The next excuse that people offer up is that it’s our lifestyle – couch potatoes eating french fries – that’s causing our lowered life expectancy and poorer health compared with our counterparts in other countries. Well, there is no debating the fact that we need to clean up our acts when it comes to taking care of our own health. But the main premise Mr. Krugman addresses in his article is that although we spend far more per capita on health care than other countries, our results are not as good. If it were just our lifestyle – which, sadly enough, a lot of other countries are adopting more and more – that was causing us to spend more on health care, we should expect to have equal or better results, since we’re spending more on treatment. But we don’t.

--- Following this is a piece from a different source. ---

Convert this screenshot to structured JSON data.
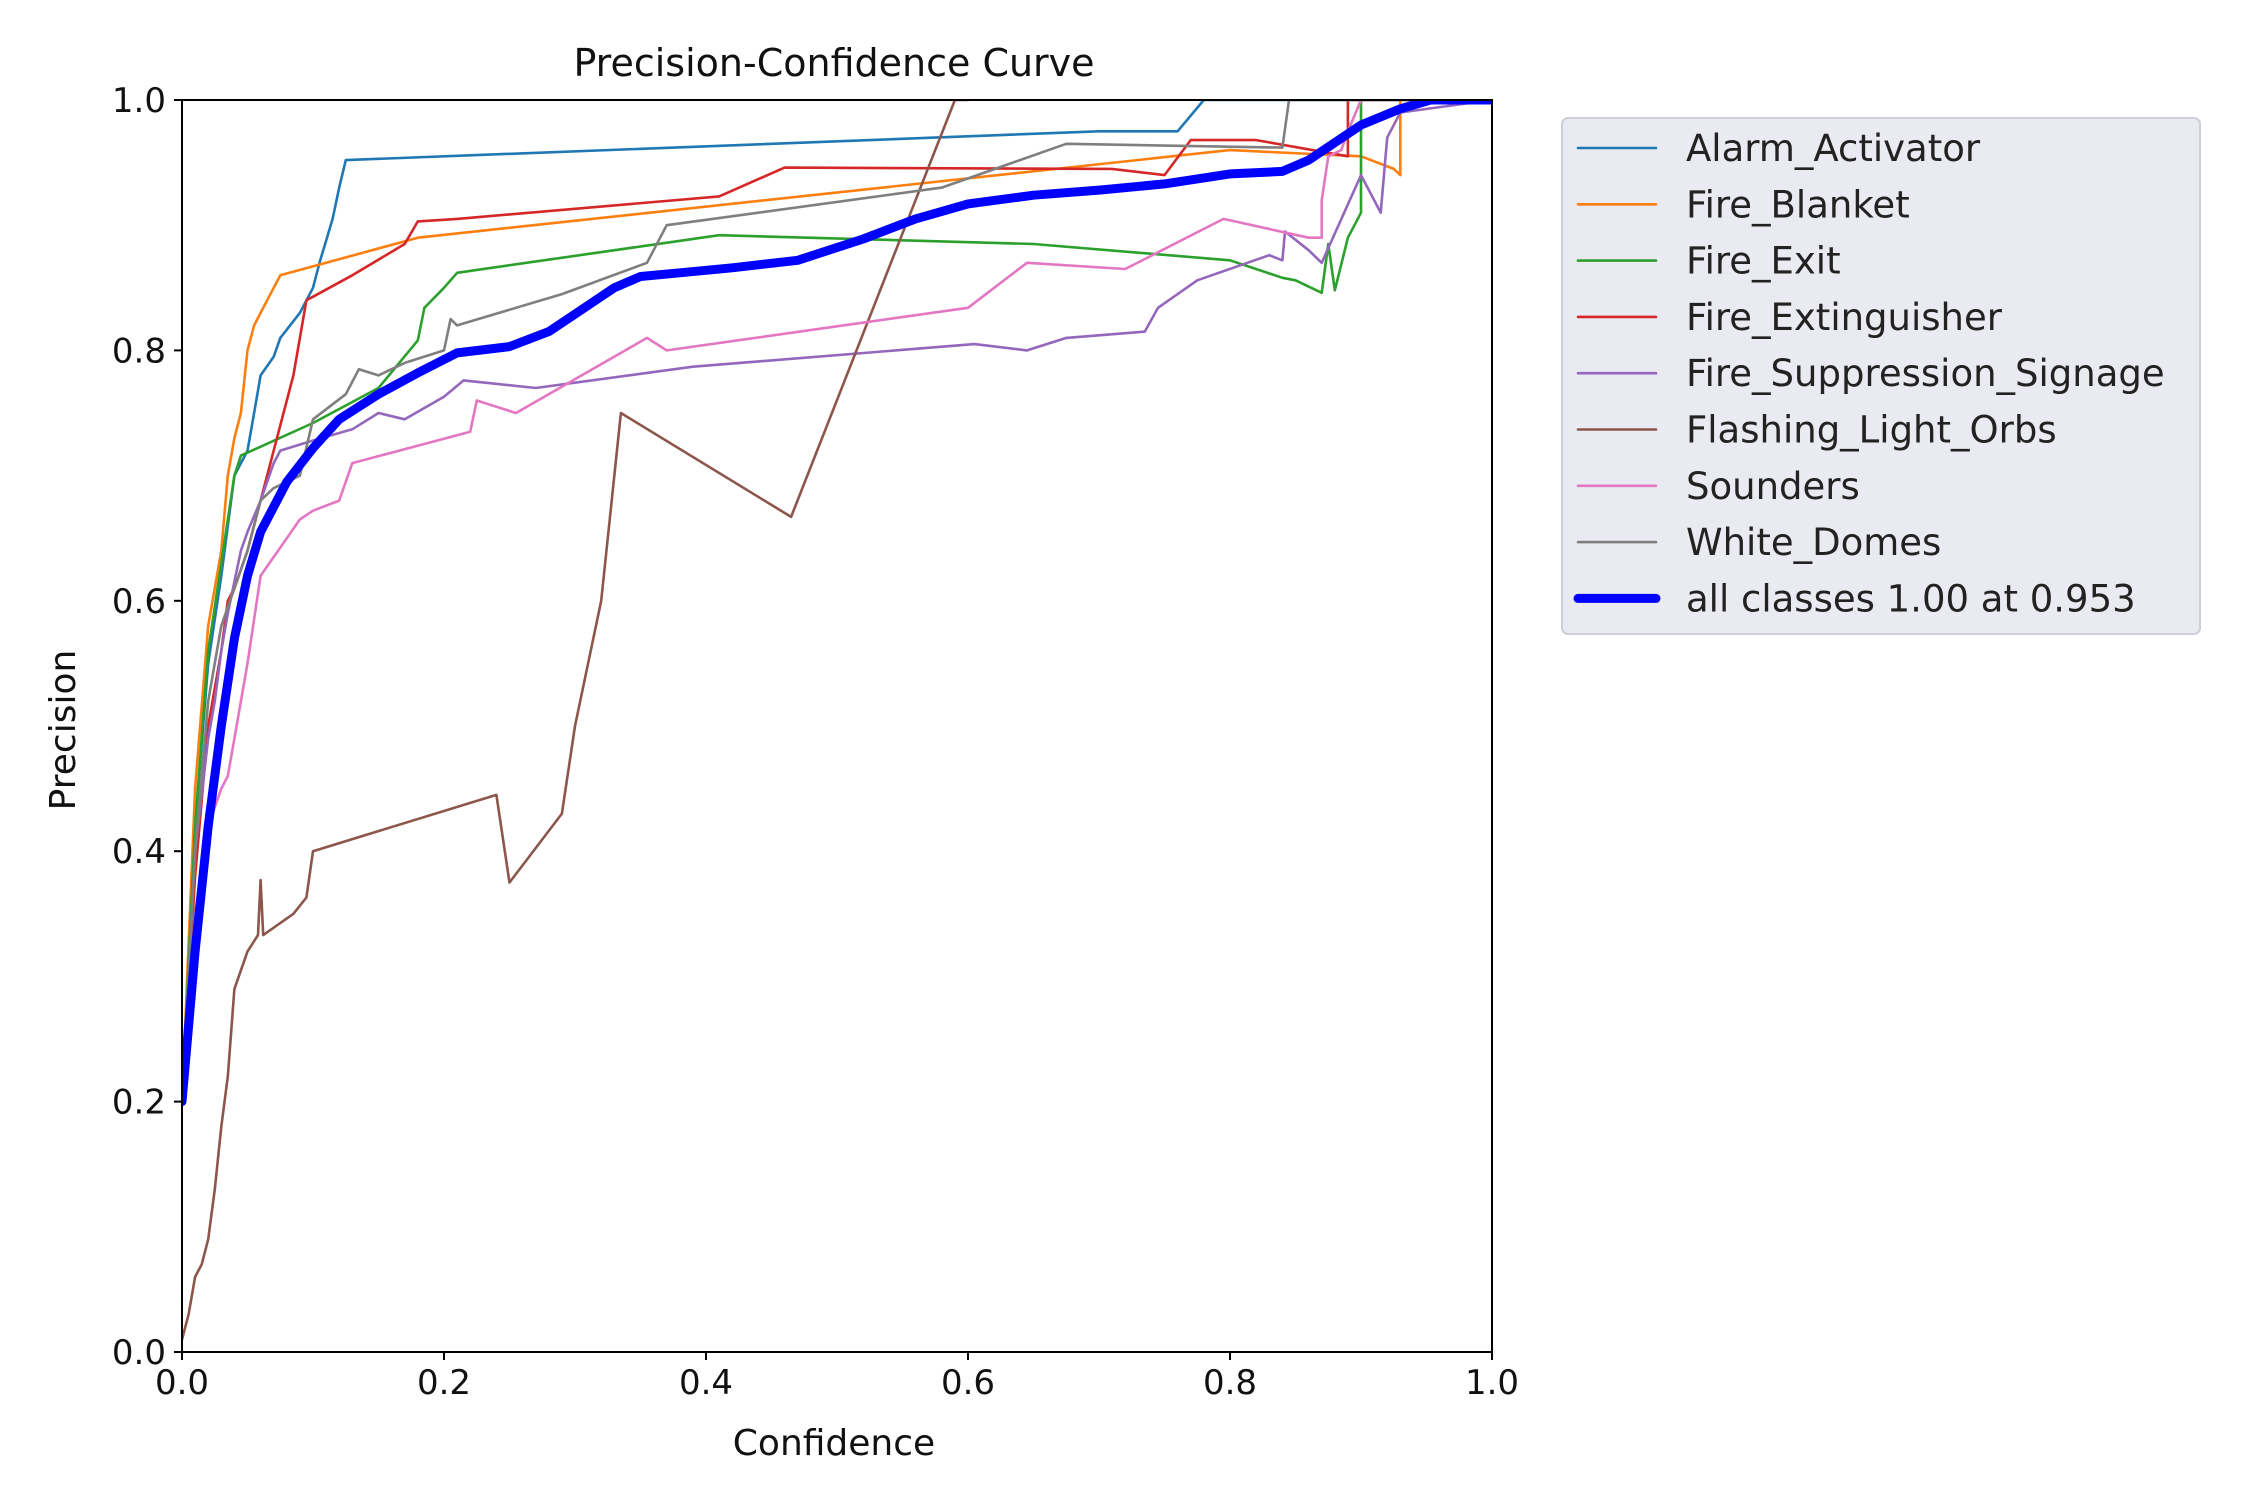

Then there’s the funniest excuse of all: Health care is better now than it was 50 years ago, so of course it should cost more. Okay. Lots of things have seen improvements in the last 50 years. But if two stores are selling the same computer (obviously a much better model than one you could get in 1995) and one is charging twice as much as the other, with the logic is that it’s because the computer is better than the ones they were selling 10 years ago, would you buy their computer? I doubt it. Health care has improved all over the world in the last 50 years. And yet the US alone doesn’t insure all of it’s citizens, and spends more per capita than any other developed country on health care, while getting poorer results. Yes, health care costs more than it did in the 50s, but why are we not more in line with the rest of the developed world when it comes to how much we spend and the results we get? And why are we the only country that does not provide health care for all its citizens? We don’t need to reinvent the wheel here – we just need to look to those who have already got it rolling.
And then there’s the well-worn outcry against “socialized medicine.” It’s as if we’re waiting for Joseph McCarthy to jump out and start outing Communists. People talk about socialized medicine as if it will turn the whole country into one big Cuba. This is not the case at all – look at Europe and New Zealand. Lots of political and social freedoms, and yet everyone has access to health care (without just going to an emergency room, like the President recommends).
We already have a form of socialized medicine for every American over age 65. Medicare works well. Sure, it has its flaws, but every older American has coverage, from a single-payer government system. Maybe we could focus on working out the kinks in Medicare (part D, perhaps?, or the vast array of Medigap plans that so many seniors don’t understand?) and then extending similar coverage to the rest of the country.
We’re like the kid in second grade who doesn’t want to learn to ride a bike, and tells his parents that it can’t be done. And yet every other kid in his class is cheerfully pedaling along. Maybe when he says that it can’t be done, what he means is that he’s afraid of trying something he hasn’t done before, or of getting a few bumps and bruises as he learns. But once he does learn, he looks back and says “I can’t believe it took me so long to try it. What was I waiting for?”